Principal Empirical Findings
A critical and counter-intuitive empirical finding is the robust superiority of target-exclusion pretraining: FNOs pretrained on a cross-domain dataset omitting the target domain outperform those pretrained with the target included, with a 39% reduction in RMSE for temperature extrapolation (0.224 vs. 0.324). On a challenging extrapolation benchmark (training at 24∘C, evaluated at $4$–43∘C), the DHG-based method achieves RMSE =0.215, representing a 46% improvement over the unconstrained CFM baseline (RMSE =0.397). Fine-tuning the pretrained FNO leads to catastrophic forgetting, confirming the necessity of freezing to preserve invariant physical structure. The diversity of pretraining conditions (rather than loss minimization or reconstruction accuracy) proves to be the determining factor for generalization, upending common assumptions in transfer learning.
Moreover, analysis using DHG demonstrates that the model internalizes and adapts to the confounding structure in the data; learned backdoor coefficients βkj​ saturate in domains with strong confounding signal, and temperature discrimination accuracy of generated waveforms exceeds random by a factor of 2.2 (NASA dataset) and 1.9 (MICH_EXP dataset), quantitatively confirming selective sensitivity to confounding structure.
Theoretical Contributions
The paper provides generalization bounds for hierarchical physics-constrained models, establishing that progressive application of constraints reduces hypothesis class complexity and yields tighter empirical risk bounds.
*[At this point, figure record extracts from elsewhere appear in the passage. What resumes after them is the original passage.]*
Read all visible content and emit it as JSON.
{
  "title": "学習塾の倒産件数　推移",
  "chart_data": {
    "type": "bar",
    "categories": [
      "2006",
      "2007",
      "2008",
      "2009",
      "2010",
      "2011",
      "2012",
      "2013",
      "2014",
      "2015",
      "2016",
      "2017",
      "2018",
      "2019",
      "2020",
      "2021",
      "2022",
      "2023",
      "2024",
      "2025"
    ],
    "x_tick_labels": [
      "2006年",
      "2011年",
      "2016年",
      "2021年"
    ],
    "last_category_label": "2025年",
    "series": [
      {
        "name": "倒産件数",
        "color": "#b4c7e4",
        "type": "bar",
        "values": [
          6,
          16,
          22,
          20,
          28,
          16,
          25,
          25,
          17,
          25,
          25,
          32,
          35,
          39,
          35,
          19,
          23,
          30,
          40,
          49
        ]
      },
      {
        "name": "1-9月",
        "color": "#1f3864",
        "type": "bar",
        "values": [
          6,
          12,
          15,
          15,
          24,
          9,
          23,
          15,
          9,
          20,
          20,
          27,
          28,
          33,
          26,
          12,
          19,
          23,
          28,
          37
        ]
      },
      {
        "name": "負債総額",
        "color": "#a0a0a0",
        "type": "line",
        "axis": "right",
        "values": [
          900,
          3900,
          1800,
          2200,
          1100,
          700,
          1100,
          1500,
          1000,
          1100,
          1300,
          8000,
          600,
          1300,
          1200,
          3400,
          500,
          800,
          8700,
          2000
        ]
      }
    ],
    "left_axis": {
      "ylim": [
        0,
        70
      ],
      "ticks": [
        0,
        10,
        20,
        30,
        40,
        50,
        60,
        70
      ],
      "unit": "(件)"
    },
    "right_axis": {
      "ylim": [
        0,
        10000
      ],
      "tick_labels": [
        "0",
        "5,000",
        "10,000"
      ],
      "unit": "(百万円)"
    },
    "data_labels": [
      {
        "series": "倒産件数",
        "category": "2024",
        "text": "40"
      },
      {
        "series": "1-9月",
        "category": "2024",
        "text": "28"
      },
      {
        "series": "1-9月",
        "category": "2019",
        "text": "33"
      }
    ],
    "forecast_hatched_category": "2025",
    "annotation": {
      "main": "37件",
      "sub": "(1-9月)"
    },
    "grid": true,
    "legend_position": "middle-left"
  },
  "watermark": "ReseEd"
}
It further rigorously justifies the freezing of the pretrained FNO, linking catastrophic forgetting to a generalization gap when the downstream dataset is significantly smaller than pretraining data. The temperature encoding strategy is shown to convert the extrapolation problem from target temperature to an interpolation problem in embedding space under Arrhenius-structured kinetics, enabling consistency guarantees in the extrapolation domain.
Practical and Theoretical Implications
The findings establish target-exclusion pretraining as a general principle for OOD generalization in physics-constrained models governed by invariant structures, consistent with the invariant risk minimization paradigm. Practically, the approach obviates the need for target domain samples in pretraining, facilitating transfer to unobserved environments. Theoretically, the introduction of DHG enables principled separation between apparent and physical violations, providing robust OOD performance guarantees.
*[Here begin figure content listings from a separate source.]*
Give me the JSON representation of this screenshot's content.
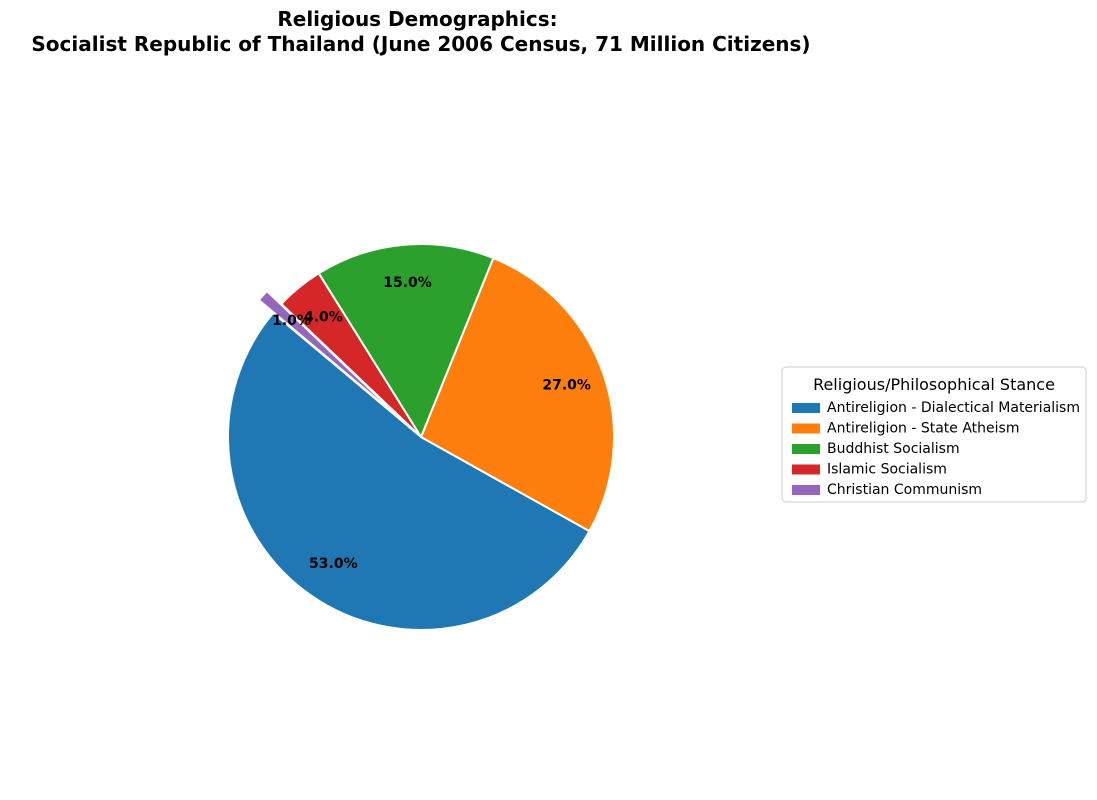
{
  "chart_data": {
    "type": "pie",
    "title": "Religious Demographics:\nSocialist Republic of Thailand (June 2006 Census, 71 Million Citizens)",
    "start_angle_deg": 140,
    "direction": "counterclockwise",
    "legend_title": "Religious/Philosophical Stance",
    "legend_placement": "right",
    "slices": [
      {
        "label": "Antireligion - Dialectical Materialism",
        "value": 53.0,
        "pct_label": "53.0%",
        "color": "#1f77b4",
        "exploded": false
      },
      {
        "label": "Antireligion - State Atheism",
        "value": 27.0,
        "pct_label": "27.0%",
        "color": "#ff7f0e",
        "exploded": false
      },
      {
        "label": "Buddhist Socialism",
        "value": 15.0,
        "pct_label": "15.0%",
        "color": "#2ca02c",
        "exploded": false
      },
      {
        "label": "Islamic Socialism",
        "value": 4.0,
        "pct_label": "4.0%",
        "color": "#d62728",
        "exploded": false
      },
      {
        "label": "Christian Communism",
        "value": 1.0,
        "pct_label": "1.0%",
        "color": "#9467bd",
        "exploded": true
      }
    ]
  }
}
However, the results reveal that while hierarchical physics constraints aid temperature extrapolation, they are ineffective for cycle extrapolation where intrinsic system feedback and non-invariant nonlinear dynamics dominate. This limitation delineates the scope of applicability and motivates explicit modeling of underlying feedback structures for further advances.
Future Directions
Subsequent work may aim to: optimize the DHG clamp bounds for confounding removal; integrate physics-informed validators with explicit degradation features; extend the encoding and constraint scheduling to additional battery chemistries and datasets; and incorporate equivariance in neural operators for enhanced OOD guarantees. Modeling the nonlinear feedback structure for cycle extrapolation remains a critical open direction.
Conclusion
This work substantiates that excluding the target domain in pretraining, together with causal deconfounding and hierarchical coarse-to-fine constraint scheduling, delivers state-of-the-art OOD extrapolation for physics-constrained generative models. The approach not only outperforms baselines across strong distribution shifts but also delivers actionable criteria for evaluating when physical constraints will translate to improved OOD generalization. The integration of causal diagnostics with generative modeling represents a significant step for robust physics-aware AI in scientific applications.